Route: Alaska Range Big 3 (AK)

Submitted by aarondiamond on Thu, 09/12/2024 - 06:43pm
Location
Alaska, US
Distance
77 mi
Vertical Gain
42,400 ft
Description

This route links the three highest summits of the Alaska Range: Denali (20,310') Foraker (17,400') and Hunter (14,573') by any route. This route is an excellent sample of all that the Alaska Range has to offer a runner, skier and climber: high altitude, complex ridge running, steep snow and ice, wide open glaciers, and three distinctly different Alaskan wilderness travel experiences. Before getting started on this trip you will need to apply for a Denali/Foraker permit. This permit must be applied for at least 60 days prior to the start of your trip. After you have received your permit and been briefed by a NPS climbing ranger in Talkeetna, FKTers will fly via ski plane from Talkeetna to Kahiltna Basecamp. The route begins and ends here although most, if not all, will start out by spending time acclimatizing on Denali's West Buttress.

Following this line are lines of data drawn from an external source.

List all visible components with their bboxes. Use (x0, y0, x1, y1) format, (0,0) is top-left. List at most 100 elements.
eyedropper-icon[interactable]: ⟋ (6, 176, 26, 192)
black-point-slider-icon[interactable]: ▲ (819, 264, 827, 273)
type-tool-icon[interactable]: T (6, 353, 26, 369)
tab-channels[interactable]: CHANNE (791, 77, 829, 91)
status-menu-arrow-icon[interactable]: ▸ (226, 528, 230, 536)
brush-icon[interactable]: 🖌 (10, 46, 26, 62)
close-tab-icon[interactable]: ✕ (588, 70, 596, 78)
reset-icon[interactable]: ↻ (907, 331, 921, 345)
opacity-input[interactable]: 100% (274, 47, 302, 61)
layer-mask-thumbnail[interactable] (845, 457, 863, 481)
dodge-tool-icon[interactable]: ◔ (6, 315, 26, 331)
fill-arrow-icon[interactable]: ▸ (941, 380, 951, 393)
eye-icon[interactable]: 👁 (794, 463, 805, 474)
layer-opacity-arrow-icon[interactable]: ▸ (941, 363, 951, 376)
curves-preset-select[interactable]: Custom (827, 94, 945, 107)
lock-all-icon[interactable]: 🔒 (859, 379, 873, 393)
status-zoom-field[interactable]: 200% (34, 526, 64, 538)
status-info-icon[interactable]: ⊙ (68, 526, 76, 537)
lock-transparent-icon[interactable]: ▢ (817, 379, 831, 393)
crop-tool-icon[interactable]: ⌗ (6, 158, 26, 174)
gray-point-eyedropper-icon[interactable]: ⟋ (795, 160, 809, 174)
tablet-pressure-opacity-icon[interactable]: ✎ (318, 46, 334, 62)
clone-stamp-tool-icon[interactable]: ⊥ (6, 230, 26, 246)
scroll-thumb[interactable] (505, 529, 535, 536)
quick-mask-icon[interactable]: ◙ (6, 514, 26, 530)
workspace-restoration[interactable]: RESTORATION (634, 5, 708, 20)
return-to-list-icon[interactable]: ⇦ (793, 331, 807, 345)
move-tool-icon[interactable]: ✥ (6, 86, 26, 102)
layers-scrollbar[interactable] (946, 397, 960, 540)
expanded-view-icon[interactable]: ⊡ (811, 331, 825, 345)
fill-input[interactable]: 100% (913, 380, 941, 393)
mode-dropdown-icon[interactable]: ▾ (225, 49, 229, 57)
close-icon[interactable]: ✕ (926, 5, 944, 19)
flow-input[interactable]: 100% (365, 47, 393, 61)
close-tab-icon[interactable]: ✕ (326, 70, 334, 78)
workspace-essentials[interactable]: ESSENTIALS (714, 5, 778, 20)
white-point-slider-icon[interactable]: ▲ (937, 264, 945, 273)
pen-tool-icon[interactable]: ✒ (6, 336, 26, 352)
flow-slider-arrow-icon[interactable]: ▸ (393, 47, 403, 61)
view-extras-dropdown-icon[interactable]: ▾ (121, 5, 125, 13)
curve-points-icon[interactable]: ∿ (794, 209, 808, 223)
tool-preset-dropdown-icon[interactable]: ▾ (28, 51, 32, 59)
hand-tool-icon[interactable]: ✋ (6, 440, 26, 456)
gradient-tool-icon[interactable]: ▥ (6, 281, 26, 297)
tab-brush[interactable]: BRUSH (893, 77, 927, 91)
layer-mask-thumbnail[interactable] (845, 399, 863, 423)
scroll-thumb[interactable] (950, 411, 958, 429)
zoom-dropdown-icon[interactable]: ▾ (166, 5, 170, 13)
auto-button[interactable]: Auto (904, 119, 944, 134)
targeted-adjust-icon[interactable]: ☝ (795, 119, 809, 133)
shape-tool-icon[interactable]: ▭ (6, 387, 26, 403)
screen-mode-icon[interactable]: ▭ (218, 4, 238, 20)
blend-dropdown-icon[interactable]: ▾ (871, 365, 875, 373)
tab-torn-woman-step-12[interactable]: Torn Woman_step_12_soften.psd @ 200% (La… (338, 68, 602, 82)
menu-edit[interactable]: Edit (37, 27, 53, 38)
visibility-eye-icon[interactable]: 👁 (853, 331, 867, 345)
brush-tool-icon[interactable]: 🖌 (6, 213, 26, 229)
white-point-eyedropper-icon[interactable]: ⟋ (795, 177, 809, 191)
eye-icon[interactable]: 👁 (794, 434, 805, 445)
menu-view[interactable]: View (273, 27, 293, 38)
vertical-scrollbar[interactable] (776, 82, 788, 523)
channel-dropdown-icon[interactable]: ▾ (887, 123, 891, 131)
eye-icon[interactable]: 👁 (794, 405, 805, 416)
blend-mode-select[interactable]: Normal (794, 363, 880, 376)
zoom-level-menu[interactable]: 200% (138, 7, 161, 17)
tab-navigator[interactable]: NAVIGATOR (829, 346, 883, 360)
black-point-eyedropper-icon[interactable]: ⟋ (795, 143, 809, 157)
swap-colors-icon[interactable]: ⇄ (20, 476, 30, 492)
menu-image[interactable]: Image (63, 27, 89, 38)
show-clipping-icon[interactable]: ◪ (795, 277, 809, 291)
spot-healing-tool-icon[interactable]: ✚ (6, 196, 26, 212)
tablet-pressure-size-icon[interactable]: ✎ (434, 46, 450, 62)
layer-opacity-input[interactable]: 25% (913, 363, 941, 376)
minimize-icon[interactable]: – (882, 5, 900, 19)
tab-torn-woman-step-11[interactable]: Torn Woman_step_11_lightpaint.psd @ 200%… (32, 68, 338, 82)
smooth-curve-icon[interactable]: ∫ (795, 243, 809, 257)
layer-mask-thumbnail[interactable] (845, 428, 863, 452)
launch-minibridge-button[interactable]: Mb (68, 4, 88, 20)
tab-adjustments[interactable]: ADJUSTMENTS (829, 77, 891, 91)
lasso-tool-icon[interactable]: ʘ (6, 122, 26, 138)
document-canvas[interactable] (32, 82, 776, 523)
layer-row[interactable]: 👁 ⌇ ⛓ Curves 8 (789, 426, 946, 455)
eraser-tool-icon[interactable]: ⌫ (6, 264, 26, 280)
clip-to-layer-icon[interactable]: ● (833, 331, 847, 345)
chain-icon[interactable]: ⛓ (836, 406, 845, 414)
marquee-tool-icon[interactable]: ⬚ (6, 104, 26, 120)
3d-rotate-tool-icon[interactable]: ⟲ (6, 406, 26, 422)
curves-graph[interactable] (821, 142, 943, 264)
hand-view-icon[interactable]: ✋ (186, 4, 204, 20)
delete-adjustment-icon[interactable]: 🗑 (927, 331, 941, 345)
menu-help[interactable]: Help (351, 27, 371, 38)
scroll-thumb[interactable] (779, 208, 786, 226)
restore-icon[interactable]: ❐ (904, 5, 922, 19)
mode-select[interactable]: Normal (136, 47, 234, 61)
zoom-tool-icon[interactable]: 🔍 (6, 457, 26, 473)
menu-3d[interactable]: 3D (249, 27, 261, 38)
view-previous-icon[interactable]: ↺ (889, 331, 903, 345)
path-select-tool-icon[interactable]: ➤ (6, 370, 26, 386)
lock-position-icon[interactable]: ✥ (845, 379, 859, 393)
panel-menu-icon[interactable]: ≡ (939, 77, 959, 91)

The first party to complete this linkup used the Ramen Couloir on Hunter, the Sultana Ridge on Mount Foraker, and the West Buttress of Denali with slight variations but these routes are only suggestions and FKTers may use whatever routes suit them as long as they start and end at the basecamp managers tent in the southeast fork of the Kahiltna Glacier (Kahiltna basecamp). A brief description of the routes is below. All distances are measured from basecamp. 

Denali, West Buttress (~31 Miles 14K elevation gain/loss)
The most well travelled of these peaks and routes. Most parties climb this route over 3 weeks using 3-5 camps although the FKT is 10hr 14min 57sec. The route follows the Kahiltna Glacier to its head at Windy Corner and into the Genet Basin at 14K. Above here the route becomes steeper and more technical and follows fixed lines to gain the16'k ridgeline. This 4th class/mod snow ridgeline leads to 17K. Some parties will camp here. From 17K the route traverses a large snow slope to Denali Pass at 18.2k'. From Denali pass travel south up rolling terrain to a 30-40deg snow slope at 19.8K. Climb this slope to the start of the summit ridge and follow this ridge east to the summit. Reverse the route to descend.

Foraker, Sultana Ridge (~12 Miles, ~16K elevation gain/loss)
A long and moderate snow climb with complex glacial navigation. From the Kahiltna Glacier climb the southeast ridge of Mount Crosson. Traverse over Mt crosson and follow the west ridge eventually turning SSW at point 12,472'. This ridge connecting Crosson and Foraker is complex and beautiful.  4.9 miles of ridge travel leads to the base of the Upper Sultana ridge at 12'K. Follow this broad ridgeline on slopes to 45deg to the 17,400' summit. To descend, reverse the route.

Hunter, Ramen Couloir (~16miles, ~ 8.3k elevation gain/loss)
The shortest and most technically demanding of the three peaks. From Kahiltna base camp, travel down main Kahiltna glacier to the Ramen Basin on the south side of the west ridge. Navigate the icefall to gain access to the upper basin. Once in the upper basin follow the steep (60deg) Ramen Couloir to its intersection with the west ridge. Follow the west ridge to the plateau at 13k. Travel southeast on the plateau to access moderate snow ramps on the south side of the summit pyramid and follow these to the summit. To descend, reverse the route. The west ridge from the Kahiltna Glacier (5.8 WI3+ M4) is classic and also recommended.